Recently, the Nederlands Genootschap van Bibliofielen (Dutch Association of Bibliophiles) edited a book on Dutch auctions from the twentieth century onwards, Eenmaal andermaal! (Going Once, Going Twice), published by De Buitenkant. The Vale Press is mentioned in my article on the Dutch poet and professor P.N. van Eyck (1887-1954). During the period that Van Eyck lived in London as correspondent for a Dutch newspaper, he bought books for his friends, or, as was often necessary in the 1930s, sold books for them. He performed this mediating role for fellow poet and historian Carel Gerretson. Van Eyck offered a number of private press editions to the Zwemmer firm in London; it proved to be a tough sell. In a report on his activities, he wrote:
The few Doves Press books are the most valuable but they are not among the most expensive. All under ten pounds, seven or eight at the most I think, and that is the selling price. Your Lucretius [Ashendene Press] could be sold at a profit. Most of the others are from the Vale Press printed on the machine, and have value but are difficult to sell. So it will take some effort and you don't say how their condition is.

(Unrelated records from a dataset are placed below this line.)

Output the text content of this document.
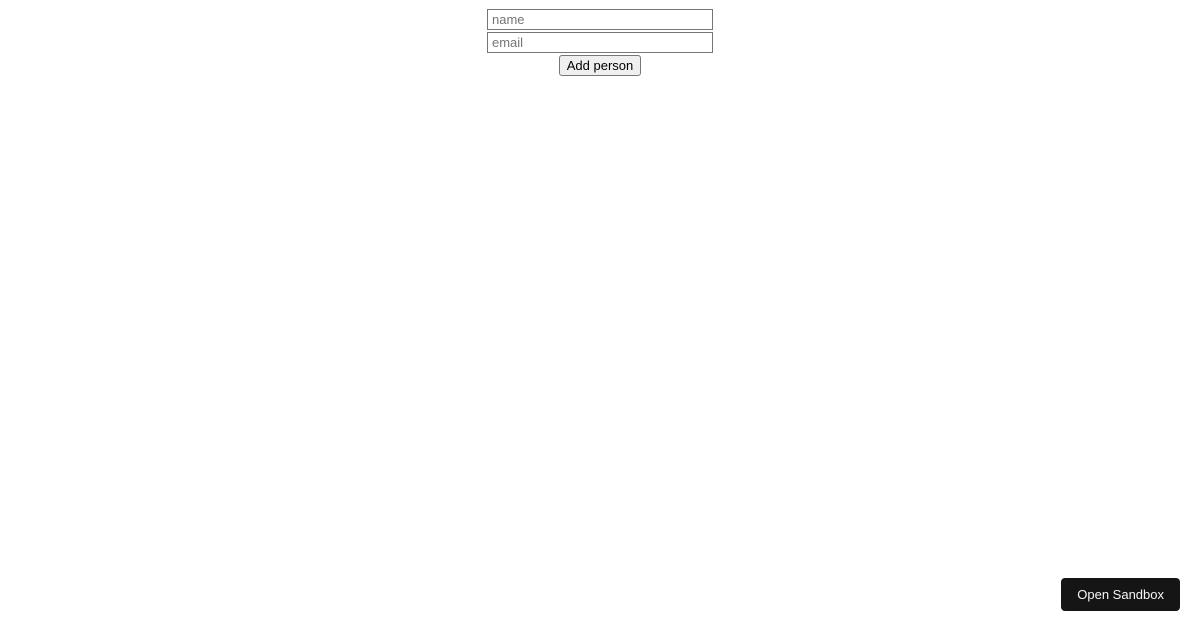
name
email
Add person
Open Sandbox
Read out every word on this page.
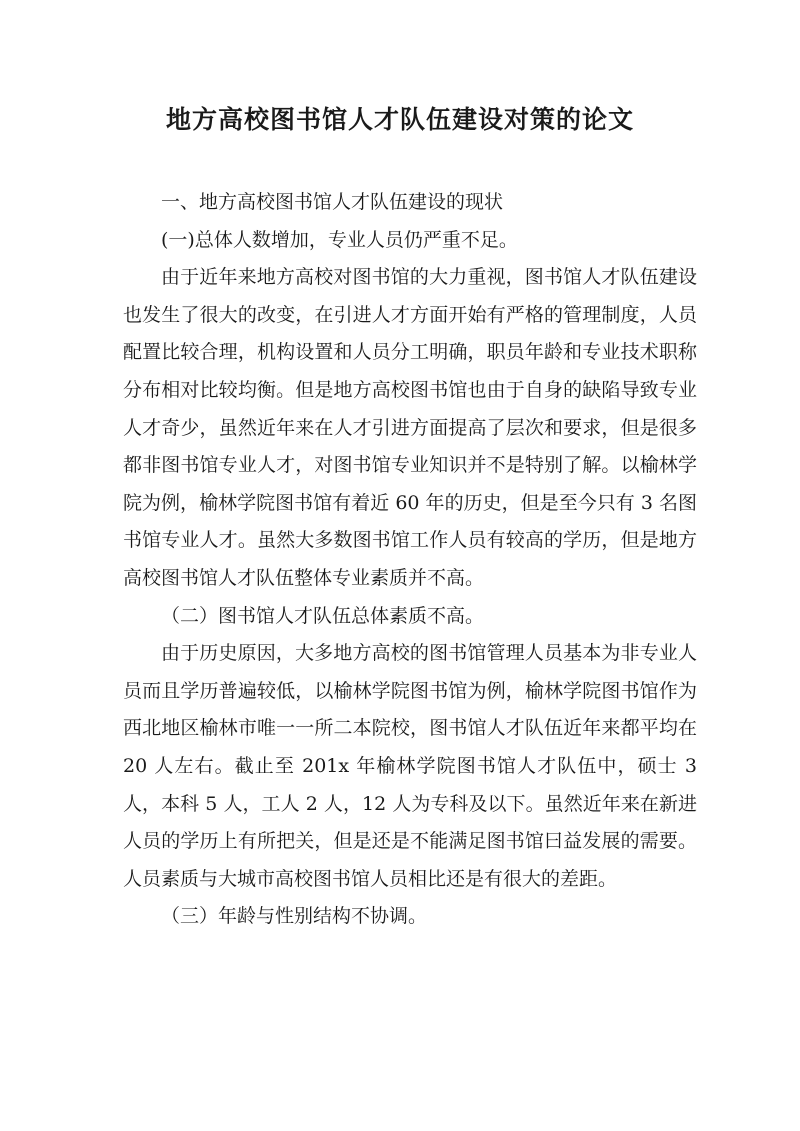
地方高校图书馆人才队伍建设对策的论文

一、地方高校图书馆人才队伍建设的现状

(一)总体人数增加，专业人员仍严重不足。

由于近年来地方高校对图书馆的大力重视，图书馆人才队伍建设也发生了很大的改变，在引进人才方面开始有严格的管理制度，人员配置比较合理，机构设置和人员分工明确，职员年龄和专业技术职称分布相对比较均衡。但是地方高校图书馆也由于自身的缺陷导致专业人才奇少，虽然近年来在人才引进方面提高了层次和要求，但是很多都非图书馆专业人才，对图书馆专业知识并不是特别了解。以榆林学院为例，榆林学院图书馆有着近 60 年的历史，但是至今只有 3 名图书馆专业人才。虽然大多数图书馆工作人员有较高的学历，但是地方高校图书馆人才队伍整体专业素质并不高。

（二）图书馆人才队伍总体素质不高。

由于历史原因，大多地方高校的图书馆管理人员基本为非专业人员而且学历普遍较低，以榆林学院图书馆为例，榆林学院图书馆作为西北地区榆林市唯一一所二本院校，图书馆人才队伍近年来都平均在 20 人左右。截止至 201x 年榆林学院图书馆人才队伍中，硕士 3 人，本科 5 人，工人 2 人，12 人为专科及以下。虽然近年来在新进人员的学历上有所把关，但是还是不能满足图书馆曰益发展的需要。人员素质与大城市高校图书馆人员相比还是有很大的差距。

（三）年龄与性别结构不协调。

William Meinhold, Mary Schweidler, the Amber Witch (The Vale Press, 1903) |
In another letter, he wrote that all private press books had decreased in value over the past year. Another factor was that the private press world had changed and that a hierarchy of publishers had arisen due to a definition of the term 'private press' constructed in retrospect, in which the possession of one's own press was considered the sanctifying factor, while historically other rankings could just as well have been justified. Van Eyck observed: 'The Vale Press is also unpopular.'
The idea had arisen that these books were not printed on a hand press. Van Eyck considered this a disadvantage and thought that the hand press provided a 'more severe colour', a 'sharper print' and a better registration, while only a hand press enabled the printer to take account of the irregularities of handmade paper. However, the Vale Press editions were indeed printed on a hand press, though not in the studio of designer Charles Ricketts, but at Ballantyne's, where a specially appointed printer was at his disposal; in this the approach differed only legally (the possession of a printing press) from that of Morris's Kelmscott Press.
When Van Eyck's collection was sold in 1972, it turned out that he owned a single Vale Press edition: William Meinhold's Mary Schweidler, The Amber Witch. This copy, with its owner's inscription, was purchased for the Rijksmuseum Meermanno-Westreenianum/Museum of the Book (now Huis van het boek), The Hague.